If your daughter is given a problem like this, then she probably knows, and can use, the formula for the sum of the first "n" numbers. That's one of the difficulties with you posting rather than her- we cannot ask directly.
If you or she does not know that formula, write out
1+ 2 + 3+ ...+ n-1+ n and reverse it
n+ n-1+ n-2+ ..._ 2 + 1 and add each pair vertically.
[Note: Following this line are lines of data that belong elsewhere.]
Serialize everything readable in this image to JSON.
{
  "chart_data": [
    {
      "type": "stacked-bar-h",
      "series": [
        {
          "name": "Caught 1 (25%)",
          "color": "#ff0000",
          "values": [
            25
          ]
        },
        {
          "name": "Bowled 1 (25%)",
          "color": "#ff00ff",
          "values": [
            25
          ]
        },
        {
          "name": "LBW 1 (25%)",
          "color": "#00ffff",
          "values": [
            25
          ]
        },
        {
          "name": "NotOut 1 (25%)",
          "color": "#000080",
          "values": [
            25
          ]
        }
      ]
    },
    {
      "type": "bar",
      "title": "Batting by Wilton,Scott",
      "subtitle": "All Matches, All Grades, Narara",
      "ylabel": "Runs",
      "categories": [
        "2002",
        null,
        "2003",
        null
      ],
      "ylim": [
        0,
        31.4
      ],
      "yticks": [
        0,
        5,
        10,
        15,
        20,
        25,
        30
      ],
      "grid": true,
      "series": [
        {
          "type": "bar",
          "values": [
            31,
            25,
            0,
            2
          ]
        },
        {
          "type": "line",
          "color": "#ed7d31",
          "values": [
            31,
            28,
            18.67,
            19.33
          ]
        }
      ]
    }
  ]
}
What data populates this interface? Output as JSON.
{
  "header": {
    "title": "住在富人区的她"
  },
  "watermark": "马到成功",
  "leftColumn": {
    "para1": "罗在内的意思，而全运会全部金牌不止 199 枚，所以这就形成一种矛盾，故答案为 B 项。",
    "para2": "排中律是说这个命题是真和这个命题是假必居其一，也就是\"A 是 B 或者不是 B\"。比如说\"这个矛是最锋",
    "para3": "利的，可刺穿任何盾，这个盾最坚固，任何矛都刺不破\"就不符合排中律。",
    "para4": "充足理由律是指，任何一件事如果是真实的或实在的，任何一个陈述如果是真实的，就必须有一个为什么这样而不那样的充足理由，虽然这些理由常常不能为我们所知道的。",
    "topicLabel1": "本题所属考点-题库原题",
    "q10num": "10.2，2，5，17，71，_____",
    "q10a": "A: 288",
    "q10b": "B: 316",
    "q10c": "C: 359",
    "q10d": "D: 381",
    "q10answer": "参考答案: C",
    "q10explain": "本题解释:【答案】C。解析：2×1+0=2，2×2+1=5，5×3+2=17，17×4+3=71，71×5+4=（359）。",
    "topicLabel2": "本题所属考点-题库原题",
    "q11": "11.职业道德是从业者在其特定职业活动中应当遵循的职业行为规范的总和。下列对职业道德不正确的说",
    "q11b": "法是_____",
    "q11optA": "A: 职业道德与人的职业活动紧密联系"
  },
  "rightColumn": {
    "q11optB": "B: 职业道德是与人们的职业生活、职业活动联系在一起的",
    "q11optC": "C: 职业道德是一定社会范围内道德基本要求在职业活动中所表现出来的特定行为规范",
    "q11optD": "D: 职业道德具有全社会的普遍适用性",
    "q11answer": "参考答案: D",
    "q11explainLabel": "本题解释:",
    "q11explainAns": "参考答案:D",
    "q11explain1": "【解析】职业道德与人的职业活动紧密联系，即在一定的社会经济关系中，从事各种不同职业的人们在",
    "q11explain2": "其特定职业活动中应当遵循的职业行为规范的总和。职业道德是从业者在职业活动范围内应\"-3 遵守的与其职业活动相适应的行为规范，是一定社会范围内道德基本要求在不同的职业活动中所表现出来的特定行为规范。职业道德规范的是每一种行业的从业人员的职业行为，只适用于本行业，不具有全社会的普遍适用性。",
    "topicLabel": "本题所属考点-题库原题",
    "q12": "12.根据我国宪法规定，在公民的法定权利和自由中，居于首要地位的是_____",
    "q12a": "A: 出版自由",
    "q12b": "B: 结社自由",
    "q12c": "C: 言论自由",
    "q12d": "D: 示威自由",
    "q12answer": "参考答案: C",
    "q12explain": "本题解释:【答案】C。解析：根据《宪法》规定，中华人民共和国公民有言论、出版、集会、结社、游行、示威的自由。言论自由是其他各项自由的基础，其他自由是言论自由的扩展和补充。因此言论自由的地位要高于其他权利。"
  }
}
The sum of each pair of numbers is n+ 1 and there are n pairs so the sum of both sets of numbers is n(n+1). Finally, because there are two sums from 1 to n there, divide by 2: the sum of all integers from 1 to n is n(n+1)/2. The sum of all integers from 1 to 300 is (300(301)/2= 150(301)= 45150
we can find a formula for the sum of even numbers from 2 to 2n by writing 2+ 4+ 6 +...+ 2n-2+ 2n= 2(1)+ 2(2)+ 2(3)+ ...+ 2(n-1)+ 2n= 2(1+ 2+ 3+ ...+ n-1+ n)= 2(n(n+1)/2)= n(n+ 1). The sum of even integers from 1 to 300= 2(150) is 150(151)= 22650.
And since all numbers are either even or odd, we can find the sum of the first 150 odd integers, that is the sum of all odd integers from 1 to 299 by subtracting the sum of all even numbers from 2 to 300 from the set of all integers from 1 to 300: 45150- 22650= 22500.